Nach Fall Niels H.

Klinikum zieht Konsequenzen

Die lange unentdeckt gebliebenen Morde des Pflegers Niels H. haben das Klinikum Delmenhorst viel Vertrauen gekostet. Ab August werden im Klinikum und im St. Josef-Stift qualifizierte Leichenschauen obligatorisch vorgenommen.

Christian BenekerVon Christian Beneker Veröffentlicht:
Das Klinikum Delmenhorst leidet an den Folgen des Skandals um den Pfleger Niels H.

Das Klinikum Delmenhorst leidet an den Folgen des Skandals um den Pfleger Niels H.

© Ingo Wagner / dpa

DELMENHORST. Das Delmenhorster Klinikum und das St. Josef-Stift der niedersächsischen Stadt führen zum 1. August die qualifizierte Leichenschau aller in den beiden Krankenhäusern gestorbener Patienten ein.

Damit sind die beiden Häuser Vorreiter in Deutschland. Mit der Leichenschau soll vermieden werden, "dass ein unnatürlicher Tod in Folge krimineller Handlungen unentdeckt bleibt", teilte das Klinikum mit.

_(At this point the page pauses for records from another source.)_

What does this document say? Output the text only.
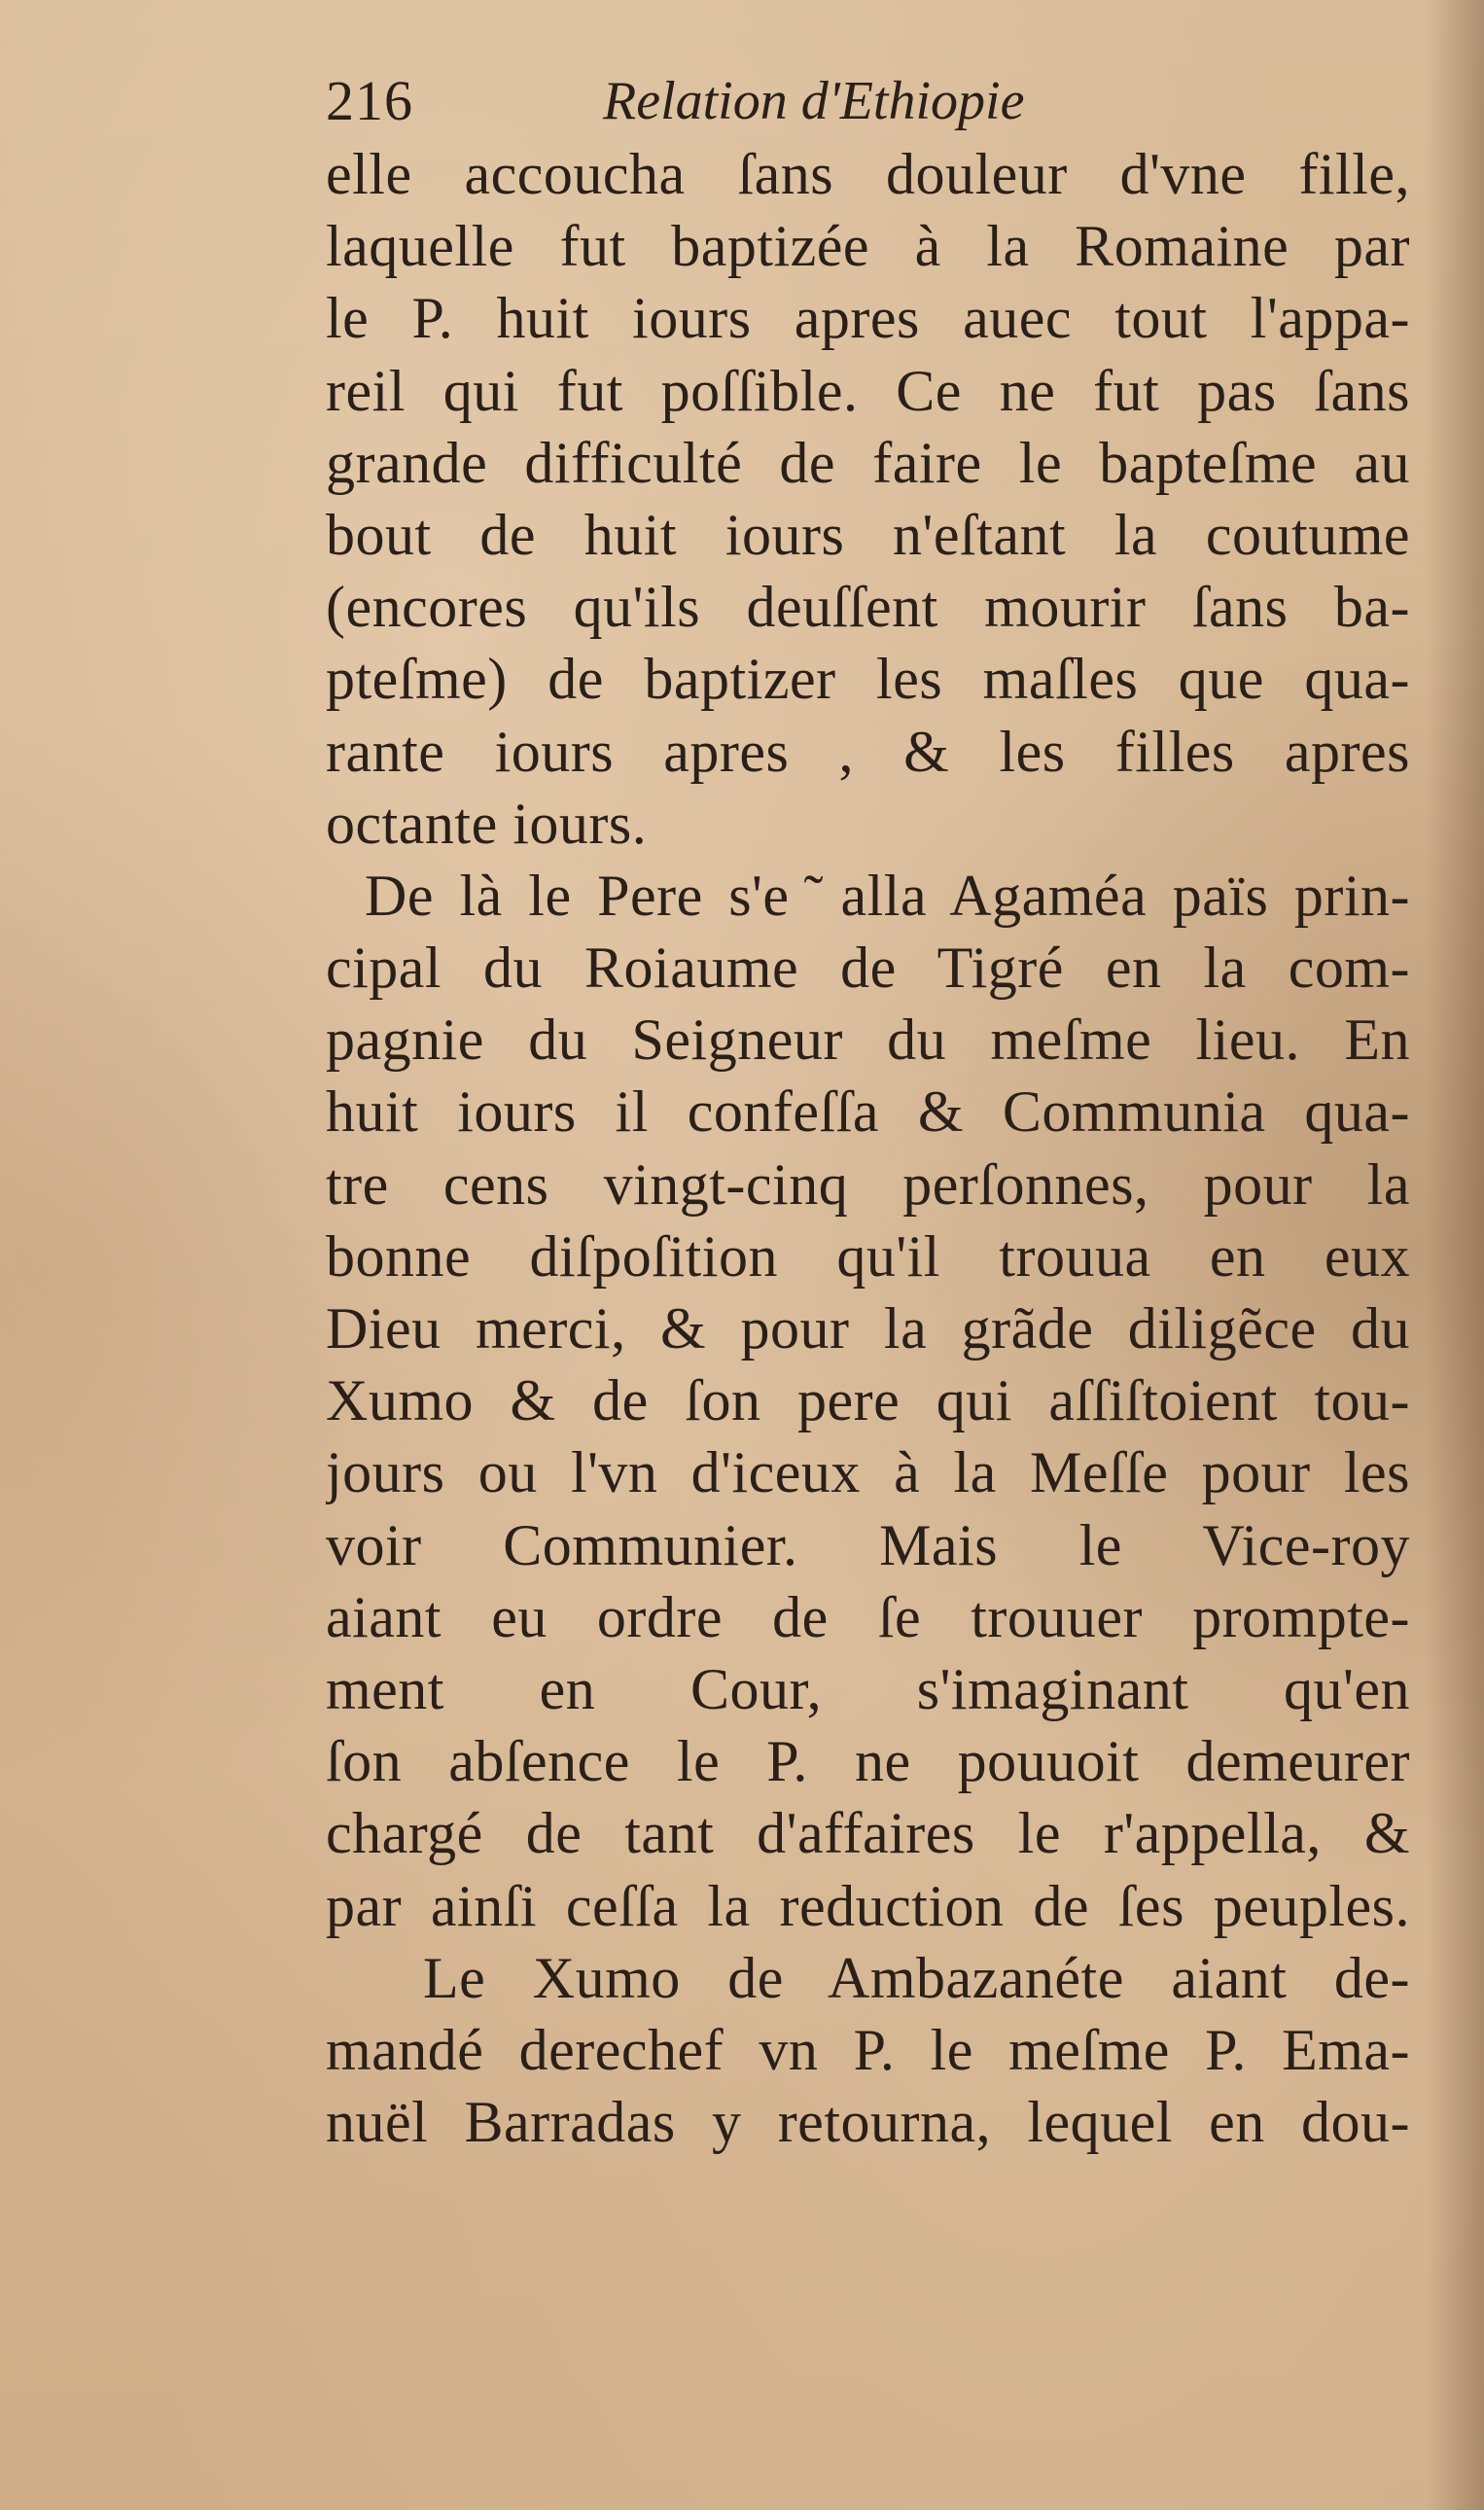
216	Relation d'Ethiopie
elle accoucha ſans douleur d'vne fille,
laquelle fut baptizée à la Romaine par
le P. huit iours apres auec tout l'appa-
reil qui fut poſſible. Ce ne fut pas ſans
grande difficulté de faire le bapteſme au
bout de huit iours n'eſtant la coutume
(encores qu'ils deuſſent mourir ſans ba-
pteſme) de baptizer les maſles que qua-
rante iours apres , & les filles apres
octante iours.
De là le Pere s'e ̃ alla Agaméa païs prin-
cipal du Roiaume de Tigré en la com-
pagnie du Seigneur du meſme lieu. En
huit iours il confeſſa & Communia qua-
tre cens vingt-cinq perſonnes, pour la
bonne diſpoſition qu'il trouua en eux
Dieu merci, & pour la grãde diligẽce du
Xumo & de ſon pere qui aſſiſtoient tou-
jours ou l'vn d'iceux à la Meſſe pour les
voir Communier. Mais le Vice-roy
aiant eu ordre de ſe trouuer prompte-
ment en Cour, s'imaginant qu'en
ſon abſence le P. ne pouuoit demeurer
chargé de tant d'affaires le r'appella, &
par ainſi ceſſa la reduction de ſes peuples.
Le Xumo de Ambazanéte aiant de-
mandé derechef vn P. le meſme P. Ema-
nuël Barradas y retourna, lequel en dou-
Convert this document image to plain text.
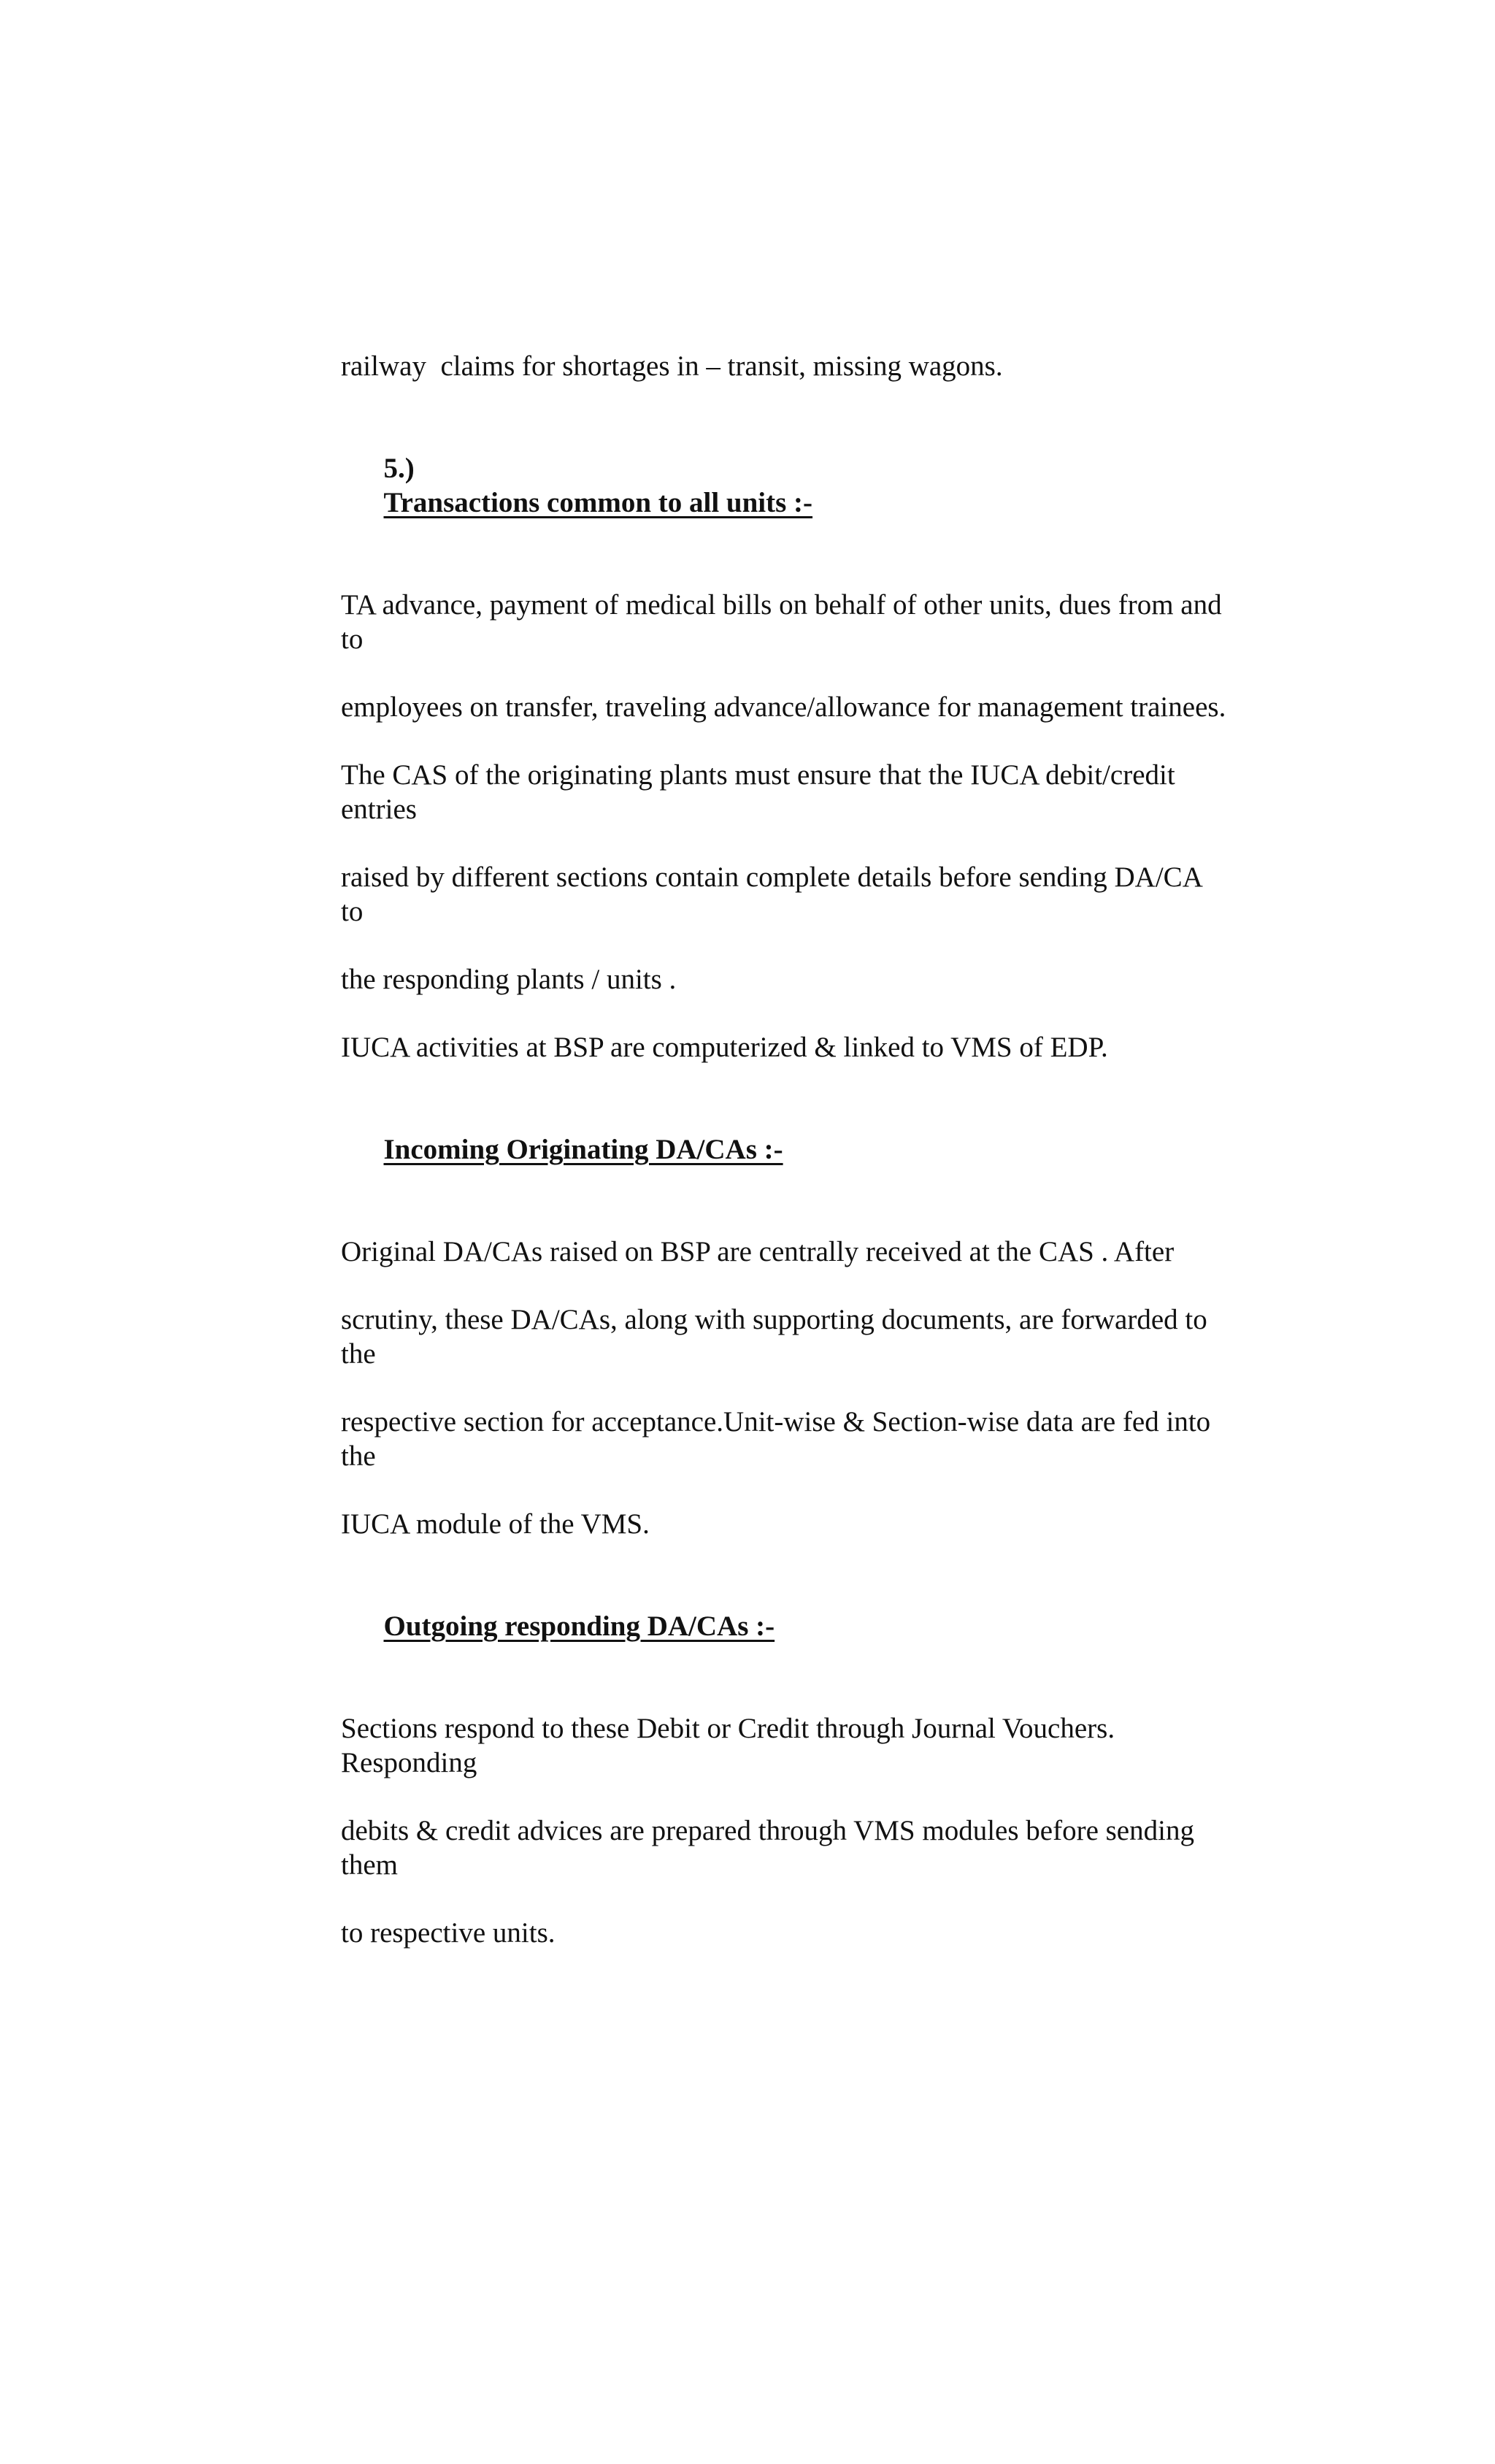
railway  claims for shortages in – transit, missing wagons.

5.)
Transactions common to all units :-

TA advance, payment of medical bills on behalf of other units, dues from and
to

employees on transfer, traveling advance/allowance for management trainees.

The CAS of the originating plants must ensure that the IUCA debit/credit
entries

raised by different sections contain complete details before sending DA/CA
to

the responding plants / units .

IUCA activities at BSP are computerized & linked to VMS of EDP.

Incoming Originating DA/CAs :-

Original DA/CAs raised on BSP are centrally received at the CAS . After

scrutiny, these DA/CAs, along with supporting documents, are forwarded to
the

respective section for acceptance.Unit-wise & Section-wise data are fed into
the

IUCA module of the VMS.

Outgoing responding DA/CAs :-

Sections respond to these Debit or Credit through Journal Vouchers.
Responding

debits & credit advices are prepared through VMS modules before sending
them

to respective units.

Das Haus war in die Schlagzeilen geraten wegen der Morde des Pflegers Niels H. an Patienten der Intensivstation des Delmenhorster Klinikums.

Ab dem 1. August wird nun jeder gestorbenen Patienten - jährlich etwa 600 - durch einen Rechtsmediziner untersucht, hieß es.

Die Leichenschau folgt dem Vier-Augen-Prinzip: Der Klinikarzt stellt den Tod des Patienten fest und dokumentiert diesen auf einem eigens dafür entwickelten Dokumentationsbogen.

Dann wird ein speziell geschulter Arzt des ärztlichen Beweissicherungsdienstes der Gerichtsmedizin Bremen hinzugezogen.

Der unabhängige Rechtsmediziner nimmt eine äußere Leichenschau vor, bewertet die Todesumstände und füllt die Todesbescheinigung aus. Bei der Feststellung nicht natürlicher oder unklarer Todesursachen werden Angehörige und Polizei informiert.

Kosten tragen die Kliniken selbst

Die Kosten für die qualifizierte Leichenschau von jeweils rund 125 Euro, also rund 75 000 Euro im Jahr, tragen die Krankenhäuser selbst, hieß es.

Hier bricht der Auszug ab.